Ms. Ugne Balaseviciute, peneliti pradoctoral, menjelaskan bahwa efek samping kemoterapi bisa menjadi masalah besar bagi anak-anak yang diobati pada usia dini, sehingga mendesak perlunya obat-obatan baru yang lebih efektif dan lebih baik ditoleransi oleh pasien anak. WNTinib, yang ditargetkan untuk mutasi genetik utama di hepatoblastoma, yaitu CTNNB1, telah dikembangkan untuk menargetkan sel kanker tanpa merusak sel sehat.
Sekitar 90% sel hepatoblastoma mengandung mutasi CTNNB1, menjadikannya target potensial untuk pengobatan. Para peneliti menciptakan tiga model, di mana jaringan tumor yang diambil dari pasien diimplantasikan ke dalam tikus. Hasil menunjukkan bahwa tikus yang diobati dengan WNTinib menunjukkan pertumbuhan tumor yang signifikan lebih rendah dan kelangsungan hidup yang lebih lama.
Di model pertama, tikus yang diobati dengan WNTinib memiliki kelangsungan hidup rata-rata dua kali lebih lama dibandingkan kelompok kontrol. Untuk model kedua dan ketiga, tumor pada tikus yang diobati dengan WNTinib juga lebih kecil secara signifikan dibandingkan kelompok kontrol, dengan beberapa tikus masih hidup setelah 148 hari. Penemuan ini menunjukkan bahwa WNTinib bisa memengaruhi pengobatan hepatoblastoma secara efektif.
Dalam penelitian ini, juga dilihat beberapa kinase yang terlibat dalam respons kanker terhadap WNTinib dan mekanisme resistensinya. Beberapa yang dianggap berpotensi untuk digandengkan dengan WNTinib termasuk DYRK1A, PRKC1, dan CDK14. Peneliti mengidentifikasi DYRK1A sebagai protein yang dapat meningkatkan efektivitas WNTinib dan memerlukan penelitian lebih lanjut untuk mengkonfirmasi temuan tersebut.
Ms.
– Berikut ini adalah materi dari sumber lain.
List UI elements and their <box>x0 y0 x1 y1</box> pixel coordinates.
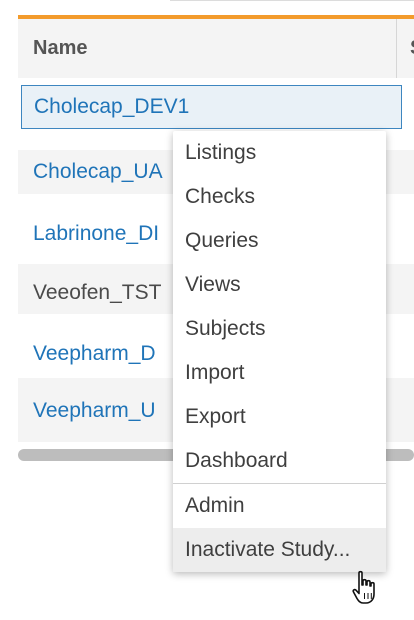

Balaseviciute menekankan bahwa memahami mekanisme dan efektivitas WNTinib dalam kanker hati dapat membuka kesempatan eksplorasi potensi obat ini pada kanker lain yang juga memiliki mutasi CTNNB1. Selain itu, kami berharap ini dapat memengaruhi pedoman klinis dan manajemen pasien hepatoblastoma serta meningkatkan hasil pengobatan.
Hepatoblastoma adalah kanker hati yang jarang namun paling umum terjadi pada anak-anak di bawah usia dua tahun. Dengan insiden yang meningkat dan terbatasnya pilihan terapeutik saat ini yang sering mengakibatkan efek samping jangka panjang, seperti kehilangan pendengaran dan masalah kardiovaskular, penelitian obat baru seperti WNTinib menjadi sangat penting. Penelitian ini bertujuan untuk menemukan terapi yang lebih efektif dan terjangkau untuk kondisi tersebut.
Penelitian ini menunjukkan bahwa WNTinib memiliki potensi sebagai pengobatan untuk hepatoblastoma dengan mutasi CTNNB1. Dengan mengurangi pertumbuhan tumor dan meningkatkan kelangsungan hidup, WNTinib bisa menjadi obat yang menjanjikan untuk anak-anak. Namun, riset lebih lanjut diperlukan untuk memahami mekanisme dan efektivitasnya serta untuk mengembangkan terapi kombinasi yang lebih ampuh dan terarah.